Hacker News new | ask | show | jobs
by 5d8767c68926 1361 days ago
I have thought there needs to be much more trivial plug-and-play caching solution that works for the major services: npm, pypi, cargo, docker, etc. Right now, is is justifiably annoying enough that nobody worries about it until they are squandering terabytes of bandwidth or dealt with an external outage.
3 comments

It's called HTTP. The problem with all these services is they're using HTTPS for encryption and verification.

Which breaks all normal caching proxies that can be easily used.

The popular packaging formats are better at this: distribute keys over https, then just http to download and verify packages. Squid and co work just fine here.

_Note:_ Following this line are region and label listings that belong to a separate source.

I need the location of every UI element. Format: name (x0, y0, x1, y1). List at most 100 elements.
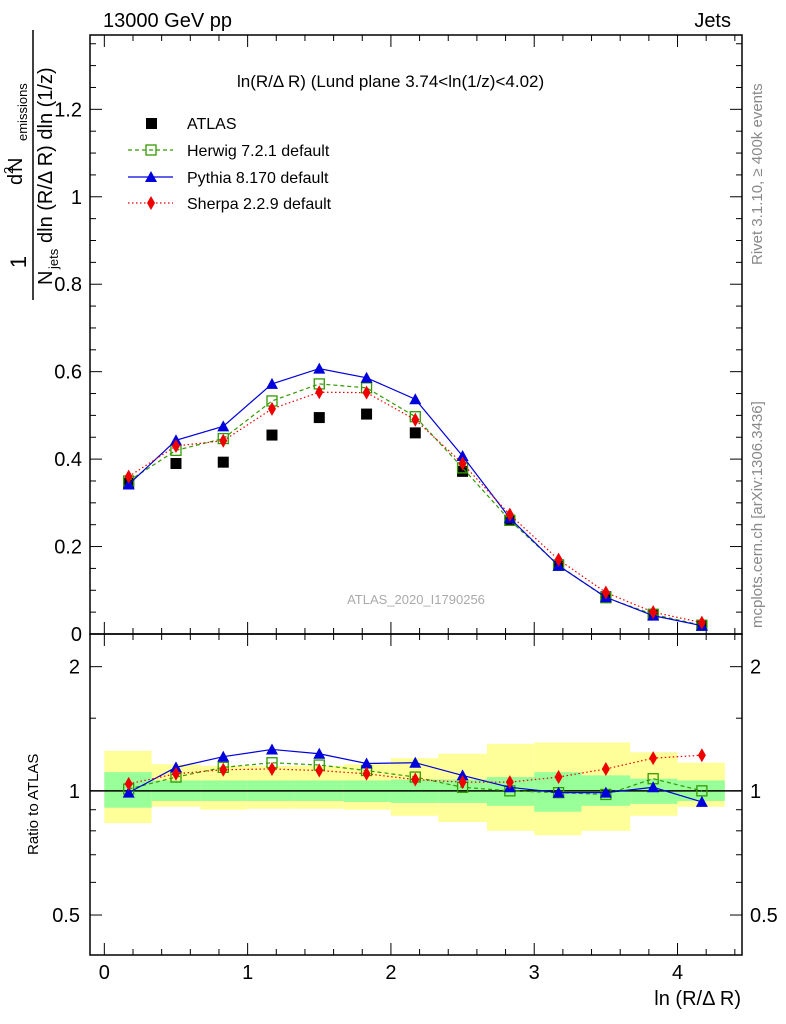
ratio-ylabel: Ratio to ATLAS (25, 754, 42, 855)
legend-marker-herwig (145, 144, 157, 156)
main-point-sherpa (411, 412, 420, 427)
ratio-frame (89, 633, 743, 956)
main-point-atlas (313, 412, 325, 424)
main-ytick-label: 0.2 (54, 537, 82, 559)
ratio-ytick-label-right: 2 (750, 657, 761, 679)
main-point-pythia (456, 450, 469, 462)
ylabel-numerator-d: d (5, 174, 27, 185)
legend-marker-sherpa (147, 196, 155, 210)
ratio-point-sherpa (601, 761, 610, 776)
legend-label-atlas: ATLAS (187, 116, 237, 133)
legend-label-pythia: Pythia 8.170 default (187, 170, 329, 187)
main-series-line-pythia (128, 367, 702, 627)
ratio-ytick-label: 0.5 (52, 905, 80, 927)
main-plot-area: 0 0.2 0.4 0.6 0.8 1 1.2 (54, 34, 743, 646)
main-point-sherpa (219, 433, 228, 448)
ratio-point-pythia (599, 786, 612, 798)
ratio-ytick-label: 2 (69, 657, 80, 679)
ratio-point-pythia (217, 750, 230, 762)
ratio-point-sherpa (411, 772, 420, 787)
main-ytick-label: 0.6 (54, 362, 82, 384)
main-point-atlas (409, 427, 421, 439)
ratio-point-herwig (696, 785, 708, 797)
ylabel-denominator-jets: jets (46, 248, 61, 270)
main-ylabel: 1 d 2 N emissions N jets dln (R/Δ R) dln… (1, 30, 61, 300)
ratio-point-pythia (695, 795, 708, 807)
main-point-pythia (360, 371, 373, 383)
ratio-point-pythia (647, 781, 660, 793)
header-left: 13000 GeV pp (103, 10, 232, 32)
main-point-atlas (361, 408, 373, 420)
ratio-point-sherpa (505, 775, 514, 790)
ratio-ytick-label-right: 1 (750, 781, 761, 803)
main-point-atlas (266, 429, 278, 441)
main-point-atlas (217, 456, 229, 468)
ratio-point-sherpa (267, 761, 276, 776)
main-point-pythia (122, 478, 135, 490)
main-point-pythia (409, 393, 422, 405)
ratio-point-pythia (265, 743, 278, 755)
ratio-point-sherpa (697, 748, 706, 763)
main-ytick-label: 1 (71, 187, 82, 209)
main-point-sherpa (505, 507, 514, 522)
ratio-point-sherpa (171, 766, 180, 781)
main-point-sherpa (458, 456, 467, 471)
main-point-sherpa (124, 469, 133, 484)
mcplots-label: mcplots.cern.ch [arXiv:1306.3436] (749, 401, 766, 628)
ylabel-numerator-sub: emissions (15, 83, 30, 141)
ratio-xtick-label: 4 (672, 962, 683, 984)
ratio-xtick-label: 1 (242, 962, 253, 984)
main-point-pythia (313, 362, 326, 374)
ratio-point-pythia (313, 747, 326, 759)
main-point-sherpa (697, 615, 706, 630)
chart-title: ln(R/Δ R) (Lund plane 3.74<ln(1/z)<4.02) (237, 72, 544, 91)
ratio-ytick-label: 1 (69, 781, 80, 803)
ylabel-numerator-n: N (5, 158, 27, 172)
main-point-sherpa (649, 605, 658, 620)
main-point-atlas (457, 465, 469, 477)
main-point-atlas (170, 457, 182, 469)
ylabel-numerator-sup: 2 (1, 167, 16, 174)
x-axis-label: ln (R/Δ R) (654, 988, 741, 1010)
rivet-label: Rivet 3.1.10, ≥ 400k events (749, 83, 766, 265)
ratio-xtick-label: 3 (529, 962, 540, 984)
main-ytick-label: 1.2 (54, 99, 82, 121)
ratio-point-pythia (409, 756, 422, 768)
main-ytick-label: 0 (71, 624, 82, 646)
ratio-ytick-label-right: 0.5 (750, 905, 778, 927)
legend-label-sherpa: Sherpa 2.2.9 default (187, 196, 332, 213)
ylabel-denominator-rest: dln (R/Δ R) dln (1/z) (35, 67, 57, 243)
ratio-xtick-label: 0 (99, 962, 110, 984)
watermark: ATLAS_2020_I1790256 (347, 592, 485, 607)
main-point-sherpa (171, 438, 180, 453)
ratio-point-pythia (456, 769, 469, 781)
ratio-point-sherpa (124, 776, 133, 791)
main-point-pythia (265, 377, 278, 389)
ratio-point-pythia (122, 786, 135, 798)
legend-marker-pythia (145, 171, 157, 182)
main-point-sherpa (362, 385, 371, 400)
ylabel-denominator-n: N (35, 271, 57, 285)
ratio-point-sherpa (554, 770, 563, 785)
main-point-sherpa (267, 401, 276, 416)
main-point-sherpa (554, 552, 563, 567)
legend: ATLAS Herwig 7.2.1 default Pythia 8.170 … (128, 116, 332, 213)
ratio-point-pythia (360, 757, 373, 769)
ratio-point-pythia (552, 786, 565, 798)
ratio-point-sherpa (219, 762, 228, 777)
main-series-line-sherpa (128, 391, 703, 624)
ratio-point-sherpa (315, 763, 324, 778)
header-right: Jets (694, 10, 731, 32)
ylabel-one: 1 (6, 256, 31, 268)
ratio-plot-area: 0 1 2 3 4 0.5 0.5 1 1 2 2 (52, 633, 778, 984)
legend-label-herwig: Herwig 7.2.1 default (187, 143, 330, 160)
ratio-point-sherpa (362, 766, 371, 781)
main-ytick-label: 0.8 (54, 274, 82, 296)
main-point-sherpa (601, 585, 610, 600)
main-ytick-label: 0.4 (54, 449, 82, 471)
main-point-sherpa (315, 385, 324, 400)
main-point-pythia (217, 420, 230, 432)
ratio-point-sherpa (649, 751, 658, 766)
legend-marker-atlas (146, 118, 157, 129)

No one will bother putting in the effort until usage quotas and costs get involved. While repos allow unlimited free pulls, it makes no sense for users to spend a minute caching anything.

Once quotas come in, you’ll find all the tooling and guides make it super simple.

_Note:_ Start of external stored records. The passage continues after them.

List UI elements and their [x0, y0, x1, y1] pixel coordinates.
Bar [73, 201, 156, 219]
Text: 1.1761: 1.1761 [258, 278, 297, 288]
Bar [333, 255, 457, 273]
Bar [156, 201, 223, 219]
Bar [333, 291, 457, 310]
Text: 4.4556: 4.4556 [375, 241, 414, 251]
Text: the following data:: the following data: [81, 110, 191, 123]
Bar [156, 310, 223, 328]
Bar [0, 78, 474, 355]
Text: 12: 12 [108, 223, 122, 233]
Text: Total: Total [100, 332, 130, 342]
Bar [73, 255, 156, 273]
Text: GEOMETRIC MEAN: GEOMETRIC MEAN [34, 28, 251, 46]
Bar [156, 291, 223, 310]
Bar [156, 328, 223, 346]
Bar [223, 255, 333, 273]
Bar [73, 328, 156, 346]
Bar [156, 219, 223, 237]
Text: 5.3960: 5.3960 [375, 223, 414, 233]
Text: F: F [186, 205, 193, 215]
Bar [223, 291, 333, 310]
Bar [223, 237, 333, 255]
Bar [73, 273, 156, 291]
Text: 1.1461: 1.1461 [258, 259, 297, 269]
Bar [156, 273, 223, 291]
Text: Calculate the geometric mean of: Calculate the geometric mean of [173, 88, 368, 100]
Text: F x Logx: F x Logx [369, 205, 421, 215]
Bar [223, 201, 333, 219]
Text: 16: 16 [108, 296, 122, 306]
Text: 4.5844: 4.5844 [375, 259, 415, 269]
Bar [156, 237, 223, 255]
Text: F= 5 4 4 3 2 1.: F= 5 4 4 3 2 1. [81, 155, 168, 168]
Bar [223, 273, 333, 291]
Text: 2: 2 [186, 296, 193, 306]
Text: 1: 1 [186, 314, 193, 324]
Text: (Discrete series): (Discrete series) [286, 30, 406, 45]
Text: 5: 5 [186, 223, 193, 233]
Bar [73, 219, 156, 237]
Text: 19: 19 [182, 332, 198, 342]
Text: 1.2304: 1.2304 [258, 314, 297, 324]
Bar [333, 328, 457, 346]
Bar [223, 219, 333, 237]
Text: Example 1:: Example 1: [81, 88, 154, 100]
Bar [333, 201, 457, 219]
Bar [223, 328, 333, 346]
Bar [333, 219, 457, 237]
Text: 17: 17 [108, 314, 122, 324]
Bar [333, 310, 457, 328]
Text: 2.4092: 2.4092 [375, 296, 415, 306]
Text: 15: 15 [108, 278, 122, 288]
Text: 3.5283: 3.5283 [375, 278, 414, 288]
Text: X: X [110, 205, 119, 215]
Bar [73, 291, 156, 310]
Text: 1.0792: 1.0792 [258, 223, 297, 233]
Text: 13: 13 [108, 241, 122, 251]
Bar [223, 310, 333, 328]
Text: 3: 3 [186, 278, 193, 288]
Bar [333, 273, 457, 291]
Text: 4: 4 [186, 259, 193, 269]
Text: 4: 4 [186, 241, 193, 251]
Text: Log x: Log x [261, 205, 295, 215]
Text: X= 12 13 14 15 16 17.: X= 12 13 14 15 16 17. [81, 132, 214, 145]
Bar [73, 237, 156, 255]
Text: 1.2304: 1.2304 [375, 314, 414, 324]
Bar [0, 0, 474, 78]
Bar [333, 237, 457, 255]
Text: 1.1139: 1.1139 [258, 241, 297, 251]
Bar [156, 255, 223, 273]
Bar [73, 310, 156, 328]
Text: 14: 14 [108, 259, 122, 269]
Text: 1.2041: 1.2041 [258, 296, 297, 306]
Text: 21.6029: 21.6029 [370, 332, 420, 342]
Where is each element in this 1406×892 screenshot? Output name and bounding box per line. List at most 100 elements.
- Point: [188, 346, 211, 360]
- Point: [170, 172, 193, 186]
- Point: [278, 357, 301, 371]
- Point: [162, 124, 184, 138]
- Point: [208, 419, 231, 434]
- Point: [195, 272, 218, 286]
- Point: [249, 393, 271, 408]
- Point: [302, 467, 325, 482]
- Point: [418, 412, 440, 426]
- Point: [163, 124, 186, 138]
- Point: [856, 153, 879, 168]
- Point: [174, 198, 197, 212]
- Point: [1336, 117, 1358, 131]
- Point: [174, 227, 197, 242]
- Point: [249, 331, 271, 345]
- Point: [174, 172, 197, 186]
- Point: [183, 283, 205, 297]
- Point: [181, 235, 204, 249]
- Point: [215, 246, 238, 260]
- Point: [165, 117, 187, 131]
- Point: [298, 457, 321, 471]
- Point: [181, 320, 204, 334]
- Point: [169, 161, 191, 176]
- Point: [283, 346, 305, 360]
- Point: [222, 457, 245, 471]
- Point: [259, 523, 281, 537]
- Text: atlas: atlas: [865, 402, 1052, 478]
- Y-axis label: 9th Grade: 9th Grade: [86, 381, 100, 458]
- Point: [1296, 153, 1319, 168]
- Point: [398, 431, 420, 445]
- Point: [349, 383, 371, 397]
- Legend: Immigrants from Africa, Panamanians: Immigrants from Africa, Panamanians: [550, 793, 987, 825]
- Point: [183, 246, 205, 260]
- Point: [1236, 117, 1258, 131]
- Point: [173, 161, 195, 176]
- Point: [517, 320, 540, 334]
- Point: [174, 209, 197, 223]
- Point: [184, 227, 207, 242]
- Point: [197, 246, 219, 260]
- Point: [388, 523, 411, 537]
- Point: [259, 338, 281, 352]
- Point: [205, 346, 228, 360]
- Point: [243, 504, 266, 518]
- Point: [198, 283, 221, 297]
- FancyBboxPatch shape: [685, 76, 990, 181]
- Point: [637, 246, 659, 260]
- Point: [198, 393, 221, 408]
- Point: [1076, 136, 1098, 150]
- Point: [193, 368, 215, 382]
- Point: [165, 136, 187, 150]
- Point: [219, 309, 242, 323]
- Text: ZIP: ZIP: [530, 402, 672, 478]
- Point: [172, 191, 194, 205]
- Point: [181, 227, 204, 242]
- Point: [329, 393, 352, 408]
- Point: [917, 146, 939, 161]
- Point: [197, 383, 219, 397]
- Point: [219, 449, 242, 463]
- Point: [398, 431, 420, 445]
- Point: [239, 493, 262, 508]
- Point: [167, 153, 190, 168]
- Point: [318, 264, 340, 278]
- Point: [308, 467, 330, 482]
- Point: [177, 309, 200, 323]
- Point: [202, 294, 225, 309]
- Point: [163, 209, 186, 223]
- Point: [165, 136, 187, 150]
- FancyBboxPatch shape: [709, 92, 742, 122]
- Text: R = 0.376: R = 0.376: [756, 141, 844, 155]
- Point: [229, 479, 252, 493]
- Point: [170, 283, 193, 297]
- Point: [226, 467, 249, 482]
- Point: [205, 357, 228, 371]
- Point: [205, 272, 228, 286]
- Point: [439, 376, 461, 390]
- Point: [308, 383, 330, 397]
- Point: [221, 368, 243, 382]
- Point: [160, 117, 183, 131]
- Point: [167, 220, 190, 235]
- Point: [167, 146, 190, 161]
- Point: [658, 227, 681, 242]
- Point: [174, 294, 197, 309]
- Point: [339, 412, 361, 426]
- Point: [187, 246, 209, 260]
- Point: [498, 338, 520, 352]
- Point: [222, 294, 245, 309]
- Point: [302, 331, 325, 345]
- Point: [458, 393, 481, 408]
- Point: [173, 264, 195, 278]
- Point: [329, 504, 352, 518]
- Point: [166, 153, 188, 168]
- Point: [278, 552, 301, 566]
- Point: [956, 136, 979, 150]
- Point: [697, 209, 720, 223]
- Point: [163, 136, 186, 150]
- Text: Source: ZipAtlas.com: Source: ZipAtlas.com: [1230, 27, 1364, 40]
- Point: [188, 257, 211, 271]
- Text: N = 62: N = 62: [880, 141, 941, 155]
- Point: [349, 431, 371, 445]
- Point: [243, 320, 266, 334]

> No one will bother putting in the effort until usage quotas and costs get involved. While repos allow unlimited free pulls, it makes no sense for users to spend a minute caching anything.

I don't know about that. One of the benefits of introducing something like Nexus can be a noticeable speedup for your own builds, once your proxy repositories have the versions of dependencies you need cached.

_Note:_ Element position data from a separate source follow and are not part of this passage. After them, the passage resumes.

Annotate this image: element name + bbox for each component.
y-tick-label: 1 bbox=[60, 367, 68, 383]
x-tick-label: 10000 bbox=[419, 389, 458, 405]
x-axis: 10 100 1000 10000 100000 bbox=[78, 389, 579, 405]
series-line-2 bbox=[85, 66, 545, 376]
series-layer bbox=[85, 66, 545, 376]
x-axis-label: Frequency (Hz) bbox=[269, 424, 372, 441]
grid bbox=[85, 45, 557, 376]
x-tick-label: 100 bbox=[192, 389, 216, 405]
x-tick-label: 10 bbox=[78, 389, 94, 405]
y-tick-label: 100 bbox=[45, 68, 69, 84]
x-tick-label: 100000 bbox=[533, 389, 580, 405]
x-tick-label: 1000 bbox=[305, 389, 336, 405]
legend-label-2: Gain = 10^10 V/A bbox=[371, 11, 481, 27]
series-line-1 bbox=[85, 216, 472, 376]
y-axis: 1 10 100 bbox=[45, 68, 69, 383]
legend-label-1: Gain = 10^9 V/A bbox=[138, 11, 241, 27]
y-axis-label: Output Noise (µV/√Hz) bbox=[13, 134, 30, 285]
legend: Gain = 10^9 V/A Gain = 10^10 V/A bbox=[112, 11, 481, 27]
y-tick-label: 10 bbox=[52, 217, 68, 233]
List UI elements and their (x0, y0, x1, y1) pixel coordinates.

Of course, you could use some sort of a local build cache (e.g. m2 directory for Maven packages on the server) but when you're building your own containers it doesn't always turn out to be as viable, especially when you have many CI nodes, each of which would have a local build cache.

On an unrelated note, something like Nexus also gives you the ability to easily start deploying/using your own container images, libraries or even arbitrary files, all without having to store your data in the cloud, or figure out how many different solutions/accounts you might need (otherwise you'd need some packages on Docker Hub, some Node packages on npm, some Java packages in Maven repos etc.).

There are very unsexy ways to reduce pull behaviour. In a previous life I built a CI/CD pipeline for an AI company and some of the container images were huge (ie GBs) so I did a lot of work on image caching. Mainly breaking up large containers into layers, starting with large layers with longer shelf-life, and incrementally adding faster-changing or smaller layers on top. Any time a large layer changed, it would trigger a packer rebuild for the CI runner AMI. The AMI also contained a start-up service that discovered and refreshed base images at boot time so they would (hopefully) never delay a real CI job. The natural scale up/down and max lifetime of the runner pool guaranteed that we never had an old AMI in use. It's likely that most people wouldn't bother with that level of optimization (or even host their own runners) but we need it.
Artifactory and Nexus work great for that.